Finir les restes, c’est : la mort du père, André, suivie de la mort de la mère, Annie, qui, à peu de détails près, lui répond en écho, et le grand enfant esseulé, « l’orphelin selon l’ordre des choses » (Finir les restes, p. 11 et 52), dont les mains seraient totalement vides si ce n’étaient les mots qui s’élèvent du désastre, comme de la fumée d’un feu déjà éteint. Dans cette nouvelle solitude, où tout est à réapprendre (apprendre à marcher sans ses parents), la chaleur de l’âtre n’est plus qu’un souvenir, mais refuser la réalité de la séparation, c’est tenter un dernier rapprochement, retenir encore un peu dans la vie, recréer de la vie, s’y maintenir aussi ; et Finir les restes montre que pour cela, les mots aident, en créant du dialogue, à défaut du toucher – mais nous savons combien les mots peuvent toucher aussi –, et en générant du sens, c’est-à-dire une certaine direction, pour revenir à soi, grâce à l’expression des sentiments (« Aux siens, l’orphelin n’a jamais dit qu’il les aimait », p. 68), qui sont des mouvements vers l’autre, empreints de chaleur humaine, ce dont, précisons-le, les livres de Frédéric Fiolof débordent — il faut lire La Magie dans les villes, l’un des livres les plus doux, captivants et enchanteurs qu’il m’ait été donné de lire en 2016.
Que nous dit Finir les restes sur Annie et André, que Frédéric Fiolof appelle affectueusement « mes petits morts » (p. 21) ? Entre parenthèses, ce terme me rappelle le recueil de poèmes de la poète américaine Anne Sexton, Tous mes chers petits (All My Pretty Ones, 1962), dans lequel elle s’adresse à ses chers disparus, et la citation de Shakespeare qui lui a fourni le titre de son livre et qu’elle a mise en exergue : « Tous mes chers petits ? / Vous avez dit : tous ? / Oh ! vautour d’enfer ! Tous ? / Quoi ? Tous mes chers poussins, et leur mère / Fauchés d’un seul coup cruel ? » (Macbeth, traduit par Jean-Michel Déprats).
Nous apprenons que les parents de Finir les restes « buvaient du pastis le dimanche et s’arrêtaient au feu rouge » (p. 12).
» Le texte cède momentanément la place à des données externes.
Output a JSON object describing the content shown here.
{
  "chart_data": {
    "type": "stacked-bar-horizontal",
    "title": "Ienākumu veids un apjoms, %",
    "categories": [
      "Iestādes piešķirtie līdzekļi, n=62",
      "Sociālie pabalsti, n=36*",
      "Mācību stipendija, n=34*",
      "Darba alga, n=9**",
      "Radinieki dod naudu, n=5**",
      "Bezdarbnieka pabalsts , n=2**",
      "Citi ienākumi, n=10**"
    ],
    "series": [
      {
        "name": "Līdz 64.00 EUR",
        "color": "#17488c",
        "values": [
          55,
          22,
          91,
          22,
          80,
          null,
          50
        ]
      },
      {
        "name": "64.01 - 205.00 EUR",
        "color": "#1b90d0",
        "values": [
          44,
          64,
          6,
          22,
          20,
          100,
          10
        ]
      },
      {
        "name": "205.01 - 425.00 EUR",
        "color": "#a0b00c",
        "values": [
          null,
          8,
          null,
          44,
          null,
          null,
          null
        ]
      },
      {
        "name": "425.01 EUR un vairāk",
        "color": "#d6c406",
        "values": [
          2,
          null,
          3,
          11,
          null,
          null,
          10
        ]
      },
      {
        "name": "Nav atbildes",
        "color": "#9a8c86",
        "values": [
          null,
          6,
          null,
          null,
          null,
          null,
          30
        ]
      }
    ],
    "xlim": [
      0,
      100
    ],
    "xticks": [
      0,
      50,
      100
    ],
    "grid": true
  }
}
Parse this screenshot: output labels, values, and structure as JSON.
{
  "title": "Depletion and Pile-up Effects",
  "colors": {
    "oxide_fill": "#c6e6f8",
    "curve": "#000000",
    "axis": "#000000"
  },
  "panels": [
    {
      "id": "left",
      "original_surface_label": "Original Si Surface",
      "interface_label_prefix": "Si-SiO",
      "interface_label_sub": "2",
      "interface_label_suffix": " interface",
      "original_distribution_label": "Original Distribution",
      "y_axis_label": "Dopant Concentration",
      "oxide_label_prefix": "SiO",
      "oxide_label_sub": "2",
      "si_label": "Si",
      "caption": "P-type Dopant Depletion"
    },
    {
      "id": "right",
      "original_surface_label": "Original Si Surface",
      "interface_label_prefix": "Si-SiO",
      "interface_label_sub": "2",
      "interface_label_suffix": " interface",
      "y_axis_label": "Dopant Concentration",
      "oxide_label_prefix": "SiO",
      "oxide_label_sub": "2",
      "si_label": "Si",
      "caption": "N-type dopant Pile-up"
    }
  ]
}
Qu’ils aimaient les santons. Qu’ils s’exprimaient chichement, ou par proverbes : « Je veux encore vous entendre me dire que l’habit ne fait pas le moine, que Rome n’est pas faite en un jour » (p. 21-22). Que leurs mains étaient « de miel » (p. 22). Qu’ils ont « toujours tout fait ensemble. Les courses, la télé, les sorties à la mer, les promenades du dimanche, les vacances », et qu’ils aimaient « les mêmes villes, les mêmes gens » (p. 64-65). Qu’André parlait avec des « mots terreux, qui chantaient malgré lui » (p. 21). Qu’Annie avait « peur de tout sauf d’aimer » (p. 21), et que, le cœur sur la main, elle passait son temps à « nourrir. Ceux qui ont faim comme ceux qui n’ont pas faim. Ne jamais rien gaspiller et pourtant tenir ton frigo toujours trop rempli. La dialectique du vide et du plein » (p. 41). Que tous deux avaient l’accent méridional et que le même cancer a interrompu leur chanson commune.
Avec une écriture empreinte d’une pudeur extrême et portée par le langage ordinaire, Frédéric Fiolof parvient à livrer un portrait savoureux et tendre de ses parents, et, tout comme l’on tombe amoureux de Naomi Levy en lisant le Kaddish écrit par son fils le poète Allen Ginsberg, on ne peut s’empêcher de s’attacher profondément aux parents discrets, modestes et aimants de Finir les restes, dont la présence, une fois le livre refermé, continue à briller dans la nuit de leur absence. Je ne peux m’empêcher de citer ces phrases poignantes de La Magie dans les villes : « C’est déjà tellement, d’être là. D’entendre, de l’autre côté du couloir, des mots lointains et familiers dont la musique lui allait comme un gant. […] De sentir la main d’une mère sur son front. C’était déjà tellement, il pensait que plus, il ne pourrait pas » (p. 36).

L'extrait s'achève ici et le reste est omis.